Les fondamentaux du packaging
Afin de garder le cap dans cette mer agitée, commençons par rappeler les postulats historiques de performances du pack :
- Générer de la « Désirabilité » : en 1er lieu, le contenant doit signifier une appétence du contenu. Le packaging doit créer une émotion qui guidera notre désir de possession,
- Être compris instantanément : le pack doit être pédagogue : définir le produit, suggérer les bénéfices de consommation, décrire le mode et le temps de préparation, plus récemment enfin, rassurer sur la sécurité inhérente à sa consommation,
- Respecter les codes de la catégorie : Le packaging d’une nouvelle offre doit suggérer la nouveauté, donc la différence. Toutefois, si différence il y a vis-à-vis des concurrents, toute la complexité réside à souligner « en même temps » son appartenance à la catégorie,
- Connaitre le plan de lecture d’un packaging : tout démarre au centre pour comprendre de quoi il s’agit. Puis l’œil circule en suivant la trajectoire d’un triangle : en haut au centre (La marque), sur les côtés droit et gauche (Engagements, réassurances, mode de préparation), enfin, le plus souvent, en bas au centre (Recette, bénéfice, grammage ou encore baseline). Doit-on rappeler que tout cela se fait en 1 à 3 secondes Chrono ?

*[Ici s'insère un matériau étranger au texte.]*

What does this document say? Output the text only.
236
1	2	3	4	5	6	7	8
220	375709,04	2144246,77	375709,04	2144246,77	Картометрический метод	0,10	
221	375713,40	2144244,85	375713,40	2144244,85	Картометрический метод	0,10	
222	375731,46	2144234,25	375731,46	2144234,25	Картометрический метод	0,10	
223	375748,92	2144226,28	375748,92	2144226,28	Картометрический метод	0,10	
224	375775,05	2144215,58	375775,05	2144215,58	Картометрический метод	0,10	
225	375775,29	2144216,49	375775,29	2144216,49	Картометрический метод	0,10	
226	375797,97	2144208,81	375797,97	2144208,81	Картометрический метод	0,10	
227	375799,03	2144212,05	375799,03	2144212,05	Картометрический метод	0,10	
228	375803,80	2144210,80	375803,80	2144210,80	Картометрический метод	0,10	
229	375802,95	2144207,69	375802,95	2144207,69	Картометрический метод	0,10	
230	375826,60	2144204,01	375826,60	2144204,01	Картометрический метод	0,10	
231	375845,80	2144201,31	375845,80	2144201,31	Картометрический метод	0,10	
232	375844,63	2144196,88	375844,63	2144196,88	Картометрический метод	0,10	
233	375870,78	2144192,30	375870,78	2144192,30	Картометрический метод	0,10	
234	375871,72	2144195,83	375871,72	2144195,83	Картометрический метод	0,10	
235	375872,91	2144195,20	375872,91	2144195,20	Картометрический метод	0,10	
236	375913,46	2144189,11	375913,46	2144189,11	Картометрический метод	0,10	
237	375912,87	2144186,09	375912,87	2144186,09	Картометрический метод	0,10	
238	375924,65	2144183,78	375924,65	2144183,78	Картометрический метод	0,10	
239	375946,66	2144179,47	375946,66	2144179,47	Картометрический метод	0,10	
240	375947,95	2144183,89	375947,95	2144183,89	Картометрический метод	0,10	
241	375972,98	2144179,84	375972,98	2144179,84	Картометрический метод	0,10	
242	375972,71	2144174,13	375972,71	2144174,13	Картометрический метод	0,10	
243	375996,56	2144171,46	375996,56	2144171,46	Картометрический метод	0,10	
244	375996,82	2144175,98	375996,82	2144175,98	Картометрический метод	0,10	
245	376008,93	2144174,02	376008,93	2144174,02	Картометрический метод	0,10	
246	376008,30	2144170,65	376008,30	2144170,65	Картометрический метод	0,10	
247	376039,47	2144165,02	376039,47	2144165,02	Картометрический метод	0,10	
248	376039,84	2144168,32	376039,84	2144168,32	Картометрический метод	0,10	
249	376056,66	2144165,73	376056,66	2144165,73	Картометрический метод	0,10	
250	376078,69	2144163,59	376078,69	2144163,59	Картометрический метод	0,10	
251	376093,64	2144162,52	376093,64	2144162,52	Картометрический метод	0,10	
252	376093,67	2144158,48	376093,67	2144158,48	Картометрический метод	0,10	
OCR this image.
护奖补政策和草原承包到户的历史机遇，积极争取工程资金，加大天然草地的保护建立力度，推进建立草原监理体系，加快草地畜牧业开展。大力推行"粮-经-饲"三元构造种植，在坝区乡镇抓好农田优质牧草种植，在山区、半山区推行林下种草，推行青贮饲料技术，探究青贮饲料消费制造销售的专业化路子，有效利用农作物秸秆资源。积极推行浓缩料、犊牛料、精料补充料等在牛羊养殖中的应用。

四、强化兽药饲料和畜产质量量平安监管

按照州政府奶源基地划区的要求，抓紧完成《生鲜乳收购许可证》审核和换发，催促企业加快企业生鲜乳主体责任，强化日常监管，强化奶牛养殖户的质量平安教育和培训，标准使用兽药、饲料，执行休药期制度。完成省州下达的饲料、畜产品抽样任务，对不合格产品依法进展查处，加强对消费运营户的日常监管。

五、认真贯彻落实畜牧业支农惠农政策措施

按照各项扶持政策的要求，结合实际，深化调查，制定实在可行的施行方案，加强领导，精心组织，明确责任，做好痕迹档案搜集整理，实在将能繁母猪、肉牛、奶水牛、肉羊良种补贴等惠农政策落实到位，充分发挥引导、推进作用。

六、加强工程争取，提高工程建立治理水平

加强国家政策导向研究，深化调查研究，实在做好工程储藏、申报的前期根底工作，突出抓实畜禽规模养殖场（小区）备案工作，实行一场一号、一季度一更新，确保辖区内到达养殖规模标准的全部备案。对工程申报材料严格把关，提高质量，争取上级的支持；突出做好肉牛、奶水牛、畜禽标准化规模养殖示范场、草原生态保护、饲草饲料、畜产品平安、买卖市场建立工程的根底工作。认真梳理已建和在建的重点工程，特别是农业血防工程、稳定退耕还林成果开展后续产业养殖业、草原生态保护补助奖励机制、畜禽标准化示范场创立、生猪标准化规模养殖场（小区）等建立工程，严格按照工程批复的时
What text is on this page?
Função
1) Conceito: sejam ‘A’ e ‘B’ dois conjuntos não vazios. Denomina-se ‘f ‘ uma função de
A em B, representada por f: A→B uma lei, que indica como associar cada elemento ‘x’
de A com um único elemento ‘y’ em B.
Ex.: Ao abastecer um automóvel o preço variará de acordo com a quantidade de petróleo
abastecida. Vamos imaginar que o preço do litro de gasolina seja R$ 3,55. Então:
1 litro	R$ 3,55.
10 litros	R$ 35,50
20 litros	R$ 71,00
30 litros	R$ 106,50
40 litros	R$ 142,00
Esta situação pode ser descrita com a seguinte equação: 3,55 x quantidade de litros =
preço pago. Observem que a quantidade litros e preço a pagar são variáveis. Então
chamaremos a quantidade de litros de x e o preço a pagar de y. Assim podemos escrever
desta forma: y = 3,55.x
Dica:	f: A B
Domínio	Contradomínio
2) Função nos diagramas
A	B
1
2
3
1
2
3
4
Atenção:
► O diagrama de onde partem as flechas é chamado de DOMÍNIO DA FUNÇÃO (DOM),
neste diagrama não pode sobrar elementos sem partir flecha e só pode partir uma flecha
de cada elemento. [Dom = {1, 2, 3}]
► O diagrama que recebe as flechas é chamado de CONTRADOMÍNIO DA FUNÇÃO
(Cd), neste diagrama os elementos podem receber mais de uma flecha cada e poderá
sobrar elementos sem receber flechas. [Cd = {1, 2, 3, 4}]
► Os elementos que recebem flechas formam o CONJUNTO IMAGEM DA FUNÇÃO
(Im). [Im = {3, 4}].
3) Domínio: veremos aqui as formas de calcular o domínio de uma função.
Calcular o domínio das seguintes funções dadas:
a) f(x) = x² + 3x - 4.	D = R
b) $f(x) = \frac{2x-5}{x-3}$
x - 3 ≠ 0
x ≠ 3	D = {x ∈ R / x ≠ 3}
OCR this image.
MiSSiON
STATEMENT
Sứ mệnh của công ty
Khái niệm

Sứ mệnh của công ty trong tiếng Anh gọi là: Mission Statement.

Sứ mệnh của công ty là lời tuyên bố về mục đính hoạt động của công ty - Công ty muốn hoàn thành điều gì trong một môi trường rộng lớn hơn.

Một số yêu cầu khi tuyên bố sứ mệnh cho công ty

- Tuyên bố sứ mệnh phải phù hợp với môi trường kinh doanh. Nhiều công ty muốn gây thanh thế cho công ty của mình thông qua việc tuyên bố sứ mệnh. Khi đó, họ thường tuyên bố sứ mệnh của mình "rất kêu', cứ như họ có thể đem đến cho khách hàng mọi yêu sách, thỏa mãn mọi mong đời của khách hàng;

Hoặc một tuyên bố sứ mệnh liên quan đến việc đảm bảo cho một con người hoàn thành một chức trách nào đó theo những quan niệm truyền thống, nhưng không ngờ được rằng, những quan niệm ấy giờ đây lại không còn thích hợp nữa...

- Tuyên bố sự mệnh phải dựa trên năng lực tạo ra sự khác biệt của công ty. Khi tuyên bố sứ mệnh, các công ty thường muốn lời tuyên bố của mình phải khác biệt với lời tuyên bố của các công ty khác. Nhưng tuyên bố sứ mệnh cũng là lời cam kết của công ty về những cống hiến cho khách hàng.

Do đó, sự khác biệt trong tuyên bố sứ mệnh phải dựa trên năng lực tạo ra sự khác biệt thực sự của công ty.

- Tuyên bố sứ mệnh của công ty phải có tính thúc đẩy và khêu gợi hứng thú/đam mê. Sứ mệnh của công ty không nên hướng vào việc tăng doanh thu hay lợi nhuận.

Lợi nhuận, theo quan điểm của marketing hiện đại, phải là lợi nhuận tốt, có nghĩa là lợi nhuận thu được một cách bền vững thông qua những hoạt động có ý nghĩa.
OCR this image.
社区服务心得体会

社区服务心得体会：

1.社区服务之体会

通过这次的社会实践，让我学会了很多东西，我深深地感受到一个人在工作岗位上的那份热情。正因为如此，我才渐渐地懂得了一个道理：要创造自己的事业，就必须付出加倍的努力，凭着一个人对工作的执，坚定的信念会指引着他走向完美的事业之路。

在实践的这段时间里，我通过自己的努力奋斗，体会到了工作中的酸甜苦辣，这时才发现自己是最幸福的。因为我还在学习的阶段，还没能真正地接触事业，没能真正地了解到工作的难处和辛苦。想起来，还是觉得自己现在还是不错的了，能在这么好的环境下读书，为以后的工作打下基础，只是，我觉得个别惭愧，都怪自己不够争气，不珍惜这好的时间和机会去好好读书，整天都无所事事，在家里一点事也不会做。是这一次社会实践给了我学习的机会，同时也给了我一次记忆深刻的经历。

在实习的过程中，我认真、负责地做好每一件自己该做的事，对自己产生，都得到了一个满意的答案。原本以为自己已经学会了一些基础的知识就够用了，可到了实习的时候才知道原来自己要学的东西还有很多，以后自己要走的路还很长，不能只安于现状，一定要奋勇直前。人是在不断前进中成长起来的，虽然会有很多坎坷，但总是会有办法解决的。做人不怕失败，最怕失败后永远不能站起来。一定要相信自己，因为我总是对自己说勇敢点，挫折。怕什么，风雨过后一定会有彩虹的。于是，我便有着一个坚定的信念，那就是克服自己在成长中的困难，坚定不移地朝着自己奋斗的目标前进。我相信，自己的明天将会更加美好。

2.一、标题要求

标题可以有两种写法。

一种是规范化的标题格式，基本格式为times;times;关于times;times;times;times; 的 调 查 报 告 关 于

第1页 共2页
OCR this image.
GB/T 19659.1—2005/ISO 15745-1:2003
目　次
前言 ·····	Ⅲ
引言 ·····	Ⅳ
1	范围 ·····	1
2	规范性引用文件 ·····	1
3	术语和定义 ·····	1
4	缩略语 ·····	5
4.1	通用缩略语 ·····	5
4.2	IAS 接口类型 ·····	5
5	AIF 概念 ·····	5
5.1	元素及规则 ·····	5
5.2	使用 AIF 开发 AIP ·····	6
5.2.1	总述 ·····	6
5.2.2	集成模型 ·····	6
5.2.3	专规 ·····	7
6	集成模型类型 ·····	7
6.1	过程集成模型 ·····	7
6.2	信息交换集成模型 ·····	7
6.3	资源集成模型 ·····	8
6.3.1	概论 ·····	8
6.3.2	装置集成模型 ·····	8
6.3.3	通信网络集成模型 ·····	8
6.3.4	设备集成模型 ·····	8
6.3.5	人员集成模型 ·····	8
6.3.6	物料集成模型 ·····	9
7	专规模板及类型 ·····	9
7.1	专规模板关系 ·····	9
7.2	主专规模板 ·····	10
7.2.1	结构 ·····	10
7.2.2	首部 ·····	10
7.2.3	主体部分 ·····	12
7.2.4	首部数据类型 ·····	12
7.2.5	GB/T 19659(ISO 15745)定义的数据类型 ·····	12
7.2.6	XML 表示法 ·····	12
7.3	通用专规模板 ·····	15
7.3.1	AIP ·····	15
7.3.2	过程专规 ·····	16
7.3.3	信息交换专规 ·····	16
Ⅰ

- Rénover pas à pas : véritable nœud gordien ! Actuellement tout plaide en faveur de l’activation de la fonction « Reset ». Or pour un produit actuel, en particulier quand les performances sont bonnes, mieux vaut changer un pack par petites touches afin de ne pas déstabiliser les Shoppers.
Se poser les bonnes questions
Conséquence de cette complexité accrue, en amont des tests, nous observons des créations packaging parfois surprenantes qui traduisent la difficulté des agences à intégrer tous les paramètres. Aussi, voici quelques exercices pragmatiques observés chez les porteurs de projet lors de la rédaction d’un brief agence. Tout d’abord, prendre du temps pour se mettre les idées au clair et se demander :
- « Quelle est l’essence de mon produit ? » Saurez-vous écrire en une phrase courte sa définition ?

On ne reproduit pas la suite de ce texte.